“Who are my readers?” was the third session of the second day at the Kolkata Literature Festival.
Denes Gazsi, a professor of Middle Eastern languages, being the only non author in the panel, became the moderator for the session.
Natalie Holborrow, being a poet, says, “It’s easier because I’m a poet, but for a novelist, you really need to know your reader.” Whether you are writing for adults or children, makes a big difference.
Vivek Shanbhag, began with elucidating about the relationship between the author and the language. “It is not just an author’s effort or talent, whatever he writes belongs to a larger community. Going deeper, the language, belongs to the entire community so its the authors duty to put in hard work and deliver his best job. Thus, the relationship between the author and the language is very deep and intrinsic.” He thinks, his readers are probably more intelligent than he his and doesn’t believe in the concept of “mass readers”. He assumes the readers to be as conversant in the language as he is. Once he has done this, he gets the ability to be as subtle as possible. That is how, the message is communicated easily and fluidly.
Khaled Alkhamissi, an Egyptian novelist, said that the reader finally is something, that is a part of the author’s imagination. A writer, according to him, should love his writing. The only criteria here is the “writer as a reader.” He went on to talk about the new readers in Egypt and the changing scenario of literature and books in his own country. “Readers are now seeking new horizons and reading new books. An interesting thing in Egypt is that people are now more interested in reading,” he said.
Nishi Chawla, an academician and writer, said, “As an academician, I think of reading as a meaning construction activity.” She thinks of the reader as an active agent who adds meaning and constructs a part of her texts. “The active role of the reader has now come to the forefront. The reader is the one fashioning the meaning while the writer uses his writing as a canvas. The reader adds his or her own interpretation” she said. The fashion changes from a novelist to a poet, but one does definitely thinks about the reader.
“I should write the sort of book that I would like to read,” began Lin Anderson, co-founder of Bloody Scotland Crime writing festival. “People have sometimes had arguments about my central character’s physical appearance, because I didn’t describe it. People add their own imagination to my writing. Theres also a rhythm about writing in Scotland, which tells you which place the author is in,” she said. The really loyal audience, according to her, starts in one’s own home area and then you gradually transcend borders.

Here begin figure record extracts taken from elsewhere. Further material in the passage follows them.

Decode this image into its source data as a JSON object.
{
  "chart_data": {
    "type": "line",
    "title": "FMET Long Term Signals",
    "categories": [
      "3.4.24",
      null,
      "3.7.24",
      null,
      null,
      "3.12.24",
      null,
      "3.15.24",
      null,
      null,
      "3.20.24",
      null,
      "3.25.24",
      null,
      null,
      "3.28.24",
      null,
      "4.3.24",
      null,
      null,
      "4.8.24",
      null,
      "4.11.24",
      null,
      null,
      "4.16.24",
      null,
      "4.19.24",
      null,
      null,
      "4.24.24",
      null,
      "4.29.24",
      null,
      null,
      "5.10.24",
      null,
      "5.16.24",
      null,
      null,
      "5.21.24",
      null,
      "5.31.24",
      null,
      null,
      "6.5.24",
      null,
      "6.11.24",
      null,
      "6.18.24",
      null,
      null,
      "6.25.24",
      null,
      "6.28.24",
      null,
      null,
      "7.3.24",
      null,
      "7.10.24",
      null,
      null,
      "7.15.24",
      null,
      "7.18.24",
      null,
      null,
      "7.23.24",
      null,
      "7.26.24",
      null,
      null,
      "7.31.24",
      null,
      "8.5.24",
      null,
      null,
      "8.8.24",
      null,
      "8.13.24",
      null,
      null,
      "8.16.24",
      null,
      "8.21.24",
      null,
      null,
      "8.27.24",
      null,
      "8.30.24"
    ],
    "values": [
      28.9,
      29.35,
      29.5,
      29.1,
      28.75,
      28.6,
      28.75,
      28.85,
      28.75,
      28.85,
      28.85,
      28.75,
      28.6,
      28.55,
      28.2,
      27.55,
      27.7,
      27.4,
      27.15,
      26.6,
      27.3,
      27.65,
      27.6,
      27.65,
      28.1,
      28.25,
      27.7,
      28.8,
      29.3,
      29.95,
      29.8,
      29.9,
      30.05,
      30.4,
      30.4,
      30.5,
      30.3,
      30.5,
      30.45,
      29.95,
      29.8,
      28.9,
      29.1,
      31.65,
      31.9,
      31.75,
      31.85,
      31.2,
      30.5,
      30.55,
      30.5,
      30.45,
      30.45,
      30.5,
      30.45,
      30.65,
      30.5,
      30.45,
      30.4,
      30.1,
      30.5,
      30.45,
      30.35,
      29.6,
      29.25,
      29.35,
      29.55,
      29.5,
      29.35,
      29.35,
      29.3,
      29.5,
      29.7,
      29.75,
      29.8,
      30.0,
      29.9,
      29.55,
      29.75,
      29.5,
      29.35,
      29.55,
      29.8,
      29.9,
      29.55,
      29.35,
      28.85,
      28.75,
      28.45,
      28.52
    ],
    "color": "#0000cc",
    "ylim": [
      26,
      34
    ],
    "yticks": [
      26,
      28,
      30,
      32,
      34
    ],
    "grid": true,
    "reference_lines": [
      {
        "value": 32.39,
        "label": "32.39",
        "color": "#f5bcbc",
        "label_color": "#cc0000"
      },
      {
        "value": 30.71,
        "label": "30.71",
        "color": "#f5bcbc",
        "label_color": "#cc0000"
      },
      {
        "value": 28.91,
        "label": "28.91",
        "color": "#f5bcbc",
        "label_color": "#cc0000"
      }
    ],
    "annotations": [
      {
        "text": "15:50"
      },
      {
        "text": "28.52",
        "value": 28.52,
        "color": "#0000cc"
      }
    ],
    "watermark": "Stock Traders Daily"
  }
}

The session also discussed the need to comply with current trends and what’s selling. The element of market also does play a huge role in today’s world. Another way of looking at it, is “the urge to understand something happening around us, through writing” and going very deep into it. Vivek Shanbhag talked about the delights when a reader goes deep and finds out something from the writing which the author might not have noticed. Nishi Chawla also read portions from her poetry about the Himalayas.
So we see, a writer and his/her readers are intrinsically bound. Lin Anderson summed up, “A writer creates new worlds and new stories just for the readers. Sometimes, the most moving bits have been when a reader has come up and told me how a book has affected her.”